Israel withdraws some troops from Gaza, media reports

Some Israeli ground forces withdrew from the Gaza Strip on Saturday, two Israeli television stations reported, after the military said it was close to achieving its main war goal of destroying Hamas cross-border tunnels.
Asked about the reports, an Israeli military spokesman said she could not comment on troop deployments.
Israel has signaled it is winding down the 25-day-old Gaza war unilaterally, saying it will not attend Egyptian-hosted negotiations for a new truce and giving Palestinians who had fled fighting in one northern town the all-clear to return.
Shelling exchanges continued, pushing the Gaza death toll given by Palestinian officials up to 1,669, but in some areas witnesses reported Israeli tanks pulling back toward the border.
Israel said Palestinians launched 74 rockets across the border, most of which fell harmlessly wide while seven were shot down by its Iron Dome interceptor, including over Tel Aviv.
Several ceasefires between Israel and the Gaza Strip's dominant Islamist Hamas faction had failed to take hold or quickly collapsed, most recently on Friday after two Israeli soldiers were killed and a third went missing in an ambush.
Israel accused Hamas of seizing lieutenant Hadar Goldin and the United States blamed the group for a "barbaric" breach of the truce.
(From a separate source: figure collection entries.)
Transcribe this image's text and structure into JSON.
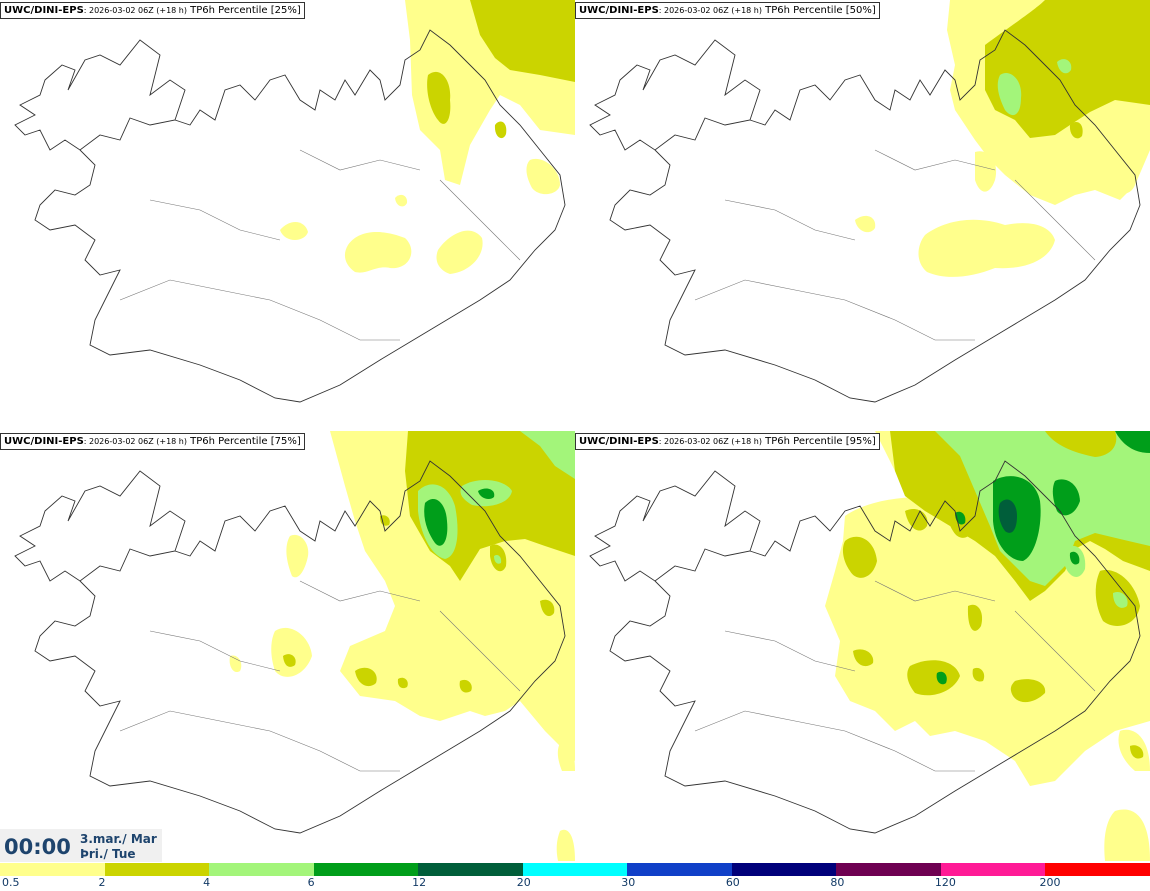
{
  "panels": [
    {
      "model": "UWC/DINI-EPS",
      "run": ": 2026-03-02 06Z (+18 h)",
      "field": " TP6h Percentile [25%]"
    },
    {
      "model": "UWC/DINI-EPS",
      "run": ": 2026-03-02 06Z (+18 h)",
      "field": " TP6h Percentile [50%]"
    },
    {
      "model": "UWC/DINI-EPS",
      "run": ": 2026-03-02 06Z (+18 h)",
      "field": " TP6h Percentile [75%]"
    },
    {
      "model": "UWC/DINI-EPS",
      "run": ": 2026-03-02 06Z (+18 h)",
      "field": " TP6h Percentile [95%]"
    }
  ],
  "time": {
    "clock": "00:00",
    "date": "3.mar./ Mar",
    "weekday": "Þri./ Tue"
  },
  "colorbar": {
    "ticks": [
      "0.5",
      "2",
      "4",
      "6",
      "12",
      "20",
      "30",
      "60",
      "80",
      "120",
      "200"
    ],
    "colors": [
      "#ffff8c",
      "#cbd400",
      "#a3f57a",
      "#009e1a",
      "#005e3a",
      "#00ffff",
      "#1040c8",
      "#00007a",
      "#6e0052",
      "#ff1a96",
      "#ff0000"
    ]
  },
  "colors": {
    "light": "#ffff8c",
    "olive": "#cbd400",
    "lightgreen": "#a3f57a",
    "green": "#009e1a",
    "darkgreen": "#005e3a"
  }
}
The United Nations was more guarded in its censure of Hamas but demanded Goldin's release.
Seeking to shift responsibility, Hamas said it believed its gunmen had struck before Friday's ceasefire began and that if they captured Goldin, he probably died with his captors in heavy Israeli barrages that followed.
A Palestinian delegation arrived in Cairo for new truce talks, which would include Hamas's demand Egypt ease movement across its border with blockaded Gaza. Turning its back on those negotiations, Israel said it would not send envoys as scheduled.
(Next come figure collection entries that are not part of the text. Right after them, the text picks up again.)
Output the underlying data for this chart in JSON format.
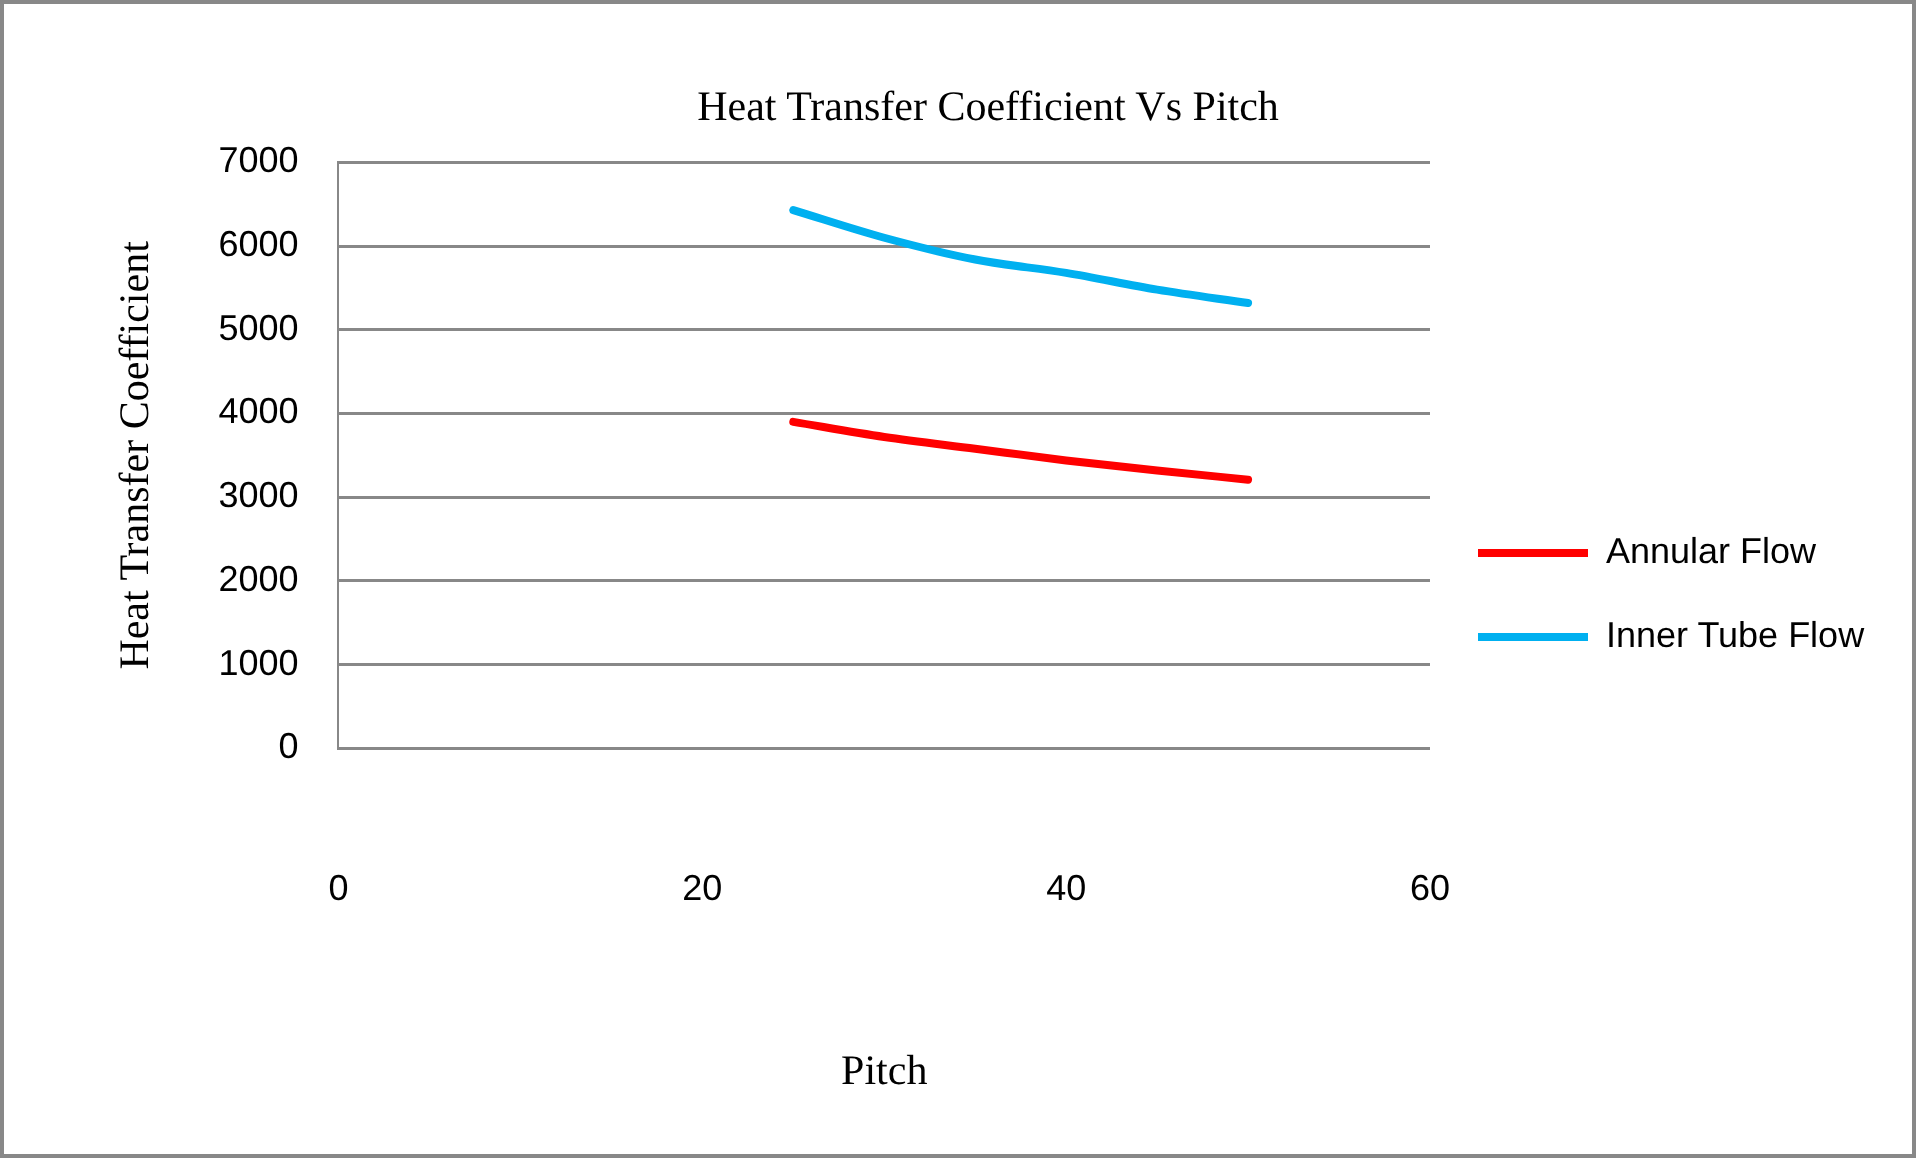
{
  "chart_data": {
    "type": "line",
    "title": "Heat Transfer Coefficient Vs Pitch",
    "xlabel": "Pitch",
    "ylabel": "Heat Transfer Coefficient",
    "x": [
      25,
      30,
      35,
      40,
      45,
      50
    ],
    "series": [
      {
        "name": "Annular Flow",
        "color": "#ff0000",
        "values": [
          3900,
          3720,
          3580,
          3440,
          3320,
          3210
        ]
      },
      {
        "name": "Inner Tube Flow",
        "color": "#00b0f0",
        "values": [
          6430,
          6100,
          5840,
          5680,
          5480,
          5320
        ]
      }
    ],
    "xlim": [
      0,
      60
    ],
    "xticks": [
      0,
      20,
      40,
      60
    ],
    "ylim": [
      0,
      7000
    ],
    "yticks": [
      0,
      1000,
      2000,
      3000,
      4000,
      5000,
      6000,
      7000
    ],
    "grid": "y",
    "legend": "right",
    "marker": "none",
    "line_style": "solid"
  }
}
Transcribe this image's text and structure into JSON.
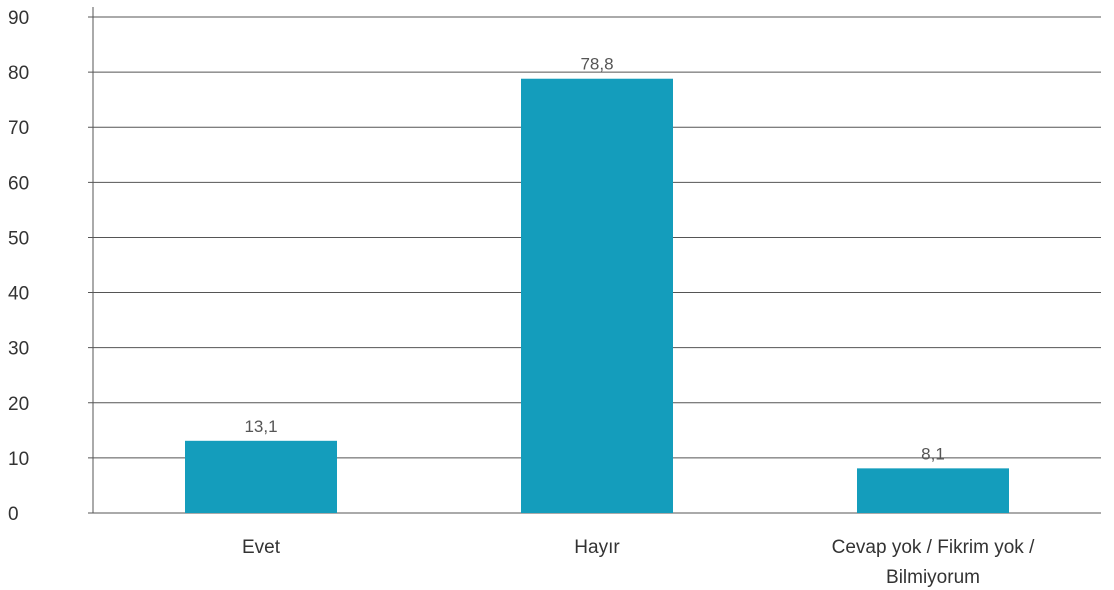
{
  "chart_data": {
    "type": "bar",
    "categories": [
      "Evet",
      "Hayır",
      "Cevap yok / Fikrim yok / Bilmiyorum"
    ],
    "category_label_lines": [
      [
        "Evet"
      ],
      [
        "Hayır"
      ],
      [
        "Cevap yok / Fikrim yok /",
        "Bilmiyorum"
      ]
    ],
    "values": [
      13.1,
      78.8,
      8.1
    ],
    "data_labels": [
      "13,1",
      "78,8",
      "8,1"
    ],
    "title": "",
    "xlabel": "",
    "ylabel": "",
    "ylim": [
      0,
      90
    ],
    "yticks": [
      0,
      10,
      20,
      30,
      40,
      50,
      60,
      70,
      80,
      90
    ],
    "grid": true,
    "legend": "none",
    "bar_color": "#149dbc",
    "grid_color": "#555555"
  }
}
"They (Hamas) cannot be trusted to keep their word. They cannot stop (firing) because, for them, a ceasefire at this stage, whether by arrangement or not by arrangement, would mean acknowledging the worst possible defeat," Deputy Foreign Minister Tzachi Hanegbi told Israel's Channel Two TV.
"I believe this is the point at which the ground maneuvers should be brought to an end. Hamas can be hit as much as will be required in response to firing that, I expect, will persist."
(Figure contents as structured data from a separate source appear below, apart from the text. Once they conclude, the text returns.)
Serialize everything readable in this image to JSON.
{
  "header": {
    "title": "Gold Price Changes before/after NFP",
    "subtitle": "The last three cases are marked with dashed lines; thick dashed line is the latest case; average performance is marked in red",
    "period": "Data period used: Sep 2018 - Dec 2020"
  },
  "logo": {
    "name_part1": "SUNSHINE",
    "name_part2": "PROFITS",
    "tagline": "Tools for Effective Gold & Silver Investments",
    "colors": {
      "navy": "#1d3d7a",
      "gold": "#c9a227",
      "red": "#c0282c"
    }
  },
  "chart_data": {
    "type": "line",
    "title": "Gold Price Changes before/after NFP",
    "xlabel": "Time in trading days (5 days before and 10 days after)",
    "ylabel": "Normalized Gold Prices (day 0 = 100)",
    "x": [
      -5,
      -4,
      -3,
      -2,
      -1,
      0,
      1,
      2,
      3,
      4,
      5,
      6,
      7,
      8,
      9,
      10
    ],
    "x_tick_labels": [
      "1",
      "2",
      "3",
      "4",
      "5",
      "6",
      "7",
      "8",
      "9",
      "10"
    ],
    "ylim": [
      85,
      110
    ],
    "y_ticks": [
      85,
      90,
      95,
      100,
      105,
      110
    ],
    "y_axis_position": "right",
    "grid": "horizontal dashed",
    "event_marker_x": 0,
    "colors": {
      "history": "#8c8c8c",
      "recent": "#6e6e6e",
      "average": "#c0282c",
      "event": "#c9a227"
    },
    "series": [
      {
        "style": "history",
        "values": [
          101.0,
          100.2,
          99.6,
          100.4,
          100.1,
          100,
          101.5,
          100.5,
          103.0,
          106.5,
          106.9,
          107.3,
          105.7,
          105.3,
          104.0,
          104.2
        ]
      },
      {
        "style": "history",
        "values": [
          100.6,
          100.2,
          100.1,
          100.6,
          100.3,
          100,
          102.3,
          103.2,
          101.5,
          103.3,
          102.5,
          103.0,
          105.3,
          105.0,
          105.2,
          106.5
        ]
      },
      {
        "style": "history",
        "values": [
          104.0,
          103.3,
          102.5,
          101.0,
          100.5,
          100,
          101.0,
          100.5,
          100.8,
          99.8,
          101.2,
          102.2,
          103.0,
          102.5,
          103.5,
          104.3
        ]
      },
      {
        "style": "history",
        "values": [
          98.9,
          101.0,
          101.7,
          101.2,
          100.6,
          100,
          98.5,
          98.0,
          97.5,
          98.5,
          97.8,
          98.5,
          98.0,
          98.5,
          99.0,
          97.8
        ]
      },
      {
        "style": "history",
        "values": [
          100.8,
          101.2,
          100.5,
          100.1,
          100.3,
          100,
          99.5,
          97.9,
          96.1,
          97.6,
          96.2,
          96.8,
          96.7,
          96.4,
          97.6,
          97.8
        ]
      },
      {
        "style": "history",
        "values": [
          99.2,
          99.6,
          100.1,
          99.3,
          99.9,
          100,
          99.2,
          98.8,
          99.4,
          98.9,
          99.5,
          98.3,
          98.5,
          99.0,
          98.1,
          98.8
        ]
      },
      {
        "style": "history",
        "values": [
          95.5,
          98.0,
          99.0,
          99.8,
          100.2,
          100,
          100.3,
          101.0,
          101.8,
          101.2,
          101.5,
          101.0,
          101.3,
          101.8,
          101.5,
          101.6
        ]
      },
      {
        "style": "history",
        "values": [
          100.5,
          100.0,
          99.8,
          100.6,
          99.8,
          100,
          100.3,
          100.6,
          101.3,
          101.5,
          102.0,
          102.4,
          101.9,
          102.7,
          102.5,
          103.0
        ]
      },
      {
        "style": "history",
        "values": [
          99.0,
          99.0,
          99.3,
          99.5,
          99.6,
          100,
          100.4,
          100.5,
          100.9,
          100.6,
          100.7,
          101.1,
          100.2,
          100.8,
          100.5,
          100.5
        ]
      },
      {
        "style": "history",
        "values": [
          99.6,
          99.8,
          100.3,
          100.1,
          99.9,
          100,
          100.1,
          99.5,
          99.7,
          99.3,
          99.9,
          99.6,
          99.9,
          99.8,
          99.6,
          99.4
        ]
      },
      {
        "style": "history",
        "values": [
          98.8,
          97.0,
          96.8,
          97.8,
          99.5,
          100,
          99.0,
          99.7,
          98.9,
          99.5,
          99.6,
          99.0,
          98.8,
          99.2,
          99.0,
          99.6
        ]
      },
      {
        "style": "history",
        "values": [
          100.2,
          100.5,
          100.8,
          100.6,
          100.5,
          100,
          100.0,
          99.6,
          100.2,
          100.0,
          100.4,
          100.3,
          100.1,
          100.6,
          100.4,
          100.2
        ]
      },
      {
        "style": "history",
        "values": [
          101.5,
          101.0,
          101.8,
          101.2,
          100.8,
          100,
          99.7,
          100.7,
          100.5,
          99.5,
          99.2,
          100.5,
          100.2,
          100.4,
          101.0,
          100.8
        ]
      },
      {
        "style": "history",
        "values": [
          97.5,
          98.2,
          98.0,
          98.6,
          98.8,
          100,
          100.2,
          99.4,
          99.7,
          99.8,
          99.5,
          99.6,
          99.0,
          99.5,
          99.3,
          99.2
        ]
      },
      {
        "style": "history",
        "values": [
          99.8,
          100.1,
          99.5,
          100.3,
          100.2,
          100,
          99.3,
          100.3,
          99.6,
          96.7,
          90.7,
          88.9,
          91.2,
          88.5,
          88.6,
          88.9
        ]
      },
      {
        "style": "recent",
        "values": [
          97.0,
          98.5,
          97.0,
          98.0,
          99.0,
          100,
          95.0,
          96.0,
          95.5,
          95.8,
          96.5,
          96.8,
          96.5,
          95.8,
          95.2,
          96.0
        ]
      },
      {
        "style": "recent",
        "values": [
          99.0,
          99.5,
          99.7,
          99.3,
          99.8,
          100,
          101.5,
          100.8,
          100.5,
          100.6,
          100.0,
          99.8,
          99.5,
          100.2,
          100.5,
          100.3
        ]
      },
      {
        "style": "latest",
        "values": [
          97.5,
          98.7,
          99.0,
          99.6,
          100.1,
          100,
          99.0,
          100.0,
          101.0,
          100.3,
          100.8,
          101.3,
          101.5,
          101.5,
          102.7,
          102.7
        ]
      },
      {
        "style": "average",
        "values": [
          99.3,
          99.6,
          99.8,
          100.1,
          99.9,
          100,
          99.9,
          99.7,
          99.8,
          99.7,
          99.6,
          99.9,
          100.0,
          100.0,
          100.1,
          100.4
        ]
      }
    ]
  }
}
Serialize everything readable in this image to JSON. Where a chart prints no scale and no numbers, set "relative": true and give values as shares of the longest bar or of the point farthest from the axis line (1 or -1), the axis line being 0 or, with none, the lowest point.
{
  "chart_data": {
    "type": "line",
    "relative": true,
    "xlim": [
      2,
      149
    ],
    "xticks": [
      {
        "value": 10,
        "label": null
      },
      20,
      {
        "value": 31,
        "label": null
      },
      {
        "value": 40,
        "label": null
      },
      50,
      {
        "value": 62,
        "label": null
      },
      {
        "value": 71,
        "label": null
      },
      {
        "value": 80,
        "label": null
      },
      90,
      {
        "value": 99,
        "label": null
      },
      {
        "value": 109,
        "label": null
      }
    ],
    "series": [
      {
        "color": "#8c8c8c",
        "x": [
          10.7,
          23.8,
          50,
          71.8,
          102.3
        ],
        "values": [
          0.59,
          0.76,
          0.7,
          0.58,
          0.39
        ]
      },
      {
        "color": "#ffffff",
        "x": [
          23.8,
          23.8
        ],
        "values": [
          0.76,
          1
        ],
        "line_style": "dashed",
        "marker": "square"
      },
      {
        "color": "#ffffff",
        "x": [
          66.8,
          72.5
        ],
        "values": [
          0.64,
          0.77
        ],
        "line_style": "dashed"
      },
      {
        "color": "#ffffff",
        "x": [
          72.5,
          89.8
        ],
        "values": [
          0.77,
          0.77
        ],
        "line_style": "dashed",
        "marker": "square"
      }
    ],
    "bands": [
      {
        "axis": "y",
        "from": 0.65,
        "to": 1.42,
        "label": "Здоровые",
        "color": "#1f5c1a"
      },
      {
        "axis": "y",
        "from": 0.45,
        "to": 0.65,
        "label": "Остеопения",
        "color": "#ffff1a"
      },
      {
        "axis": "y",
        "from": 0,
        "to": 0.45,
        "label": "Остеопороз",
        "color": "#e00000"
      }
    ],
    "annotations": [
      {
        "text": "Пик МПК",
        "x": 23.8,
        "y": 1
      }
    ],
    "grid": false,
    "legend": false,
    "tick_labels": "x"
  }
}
A poll by Israel's Channel Ten TV found 32 percent of the public wanted a truce, 31 percent wanted ground forces withdrawn even without a halt to hostilities, and 31 percent wanted the military to step up operations, reoccupy Gaza and topple Hamas.
Hamas, its guerrillas massively outgunned by a Jewish state it considers an eternal enemy, said it would prevail.
Any unilateral pullout by Israel would mean "it has failed to achieve any of its goals and would be a clear defeat for the occupation army and for its leaders," Hamas's bloc in the Palestinian parliament said in a statement. "Gaza resisted, endured and will achieve victory."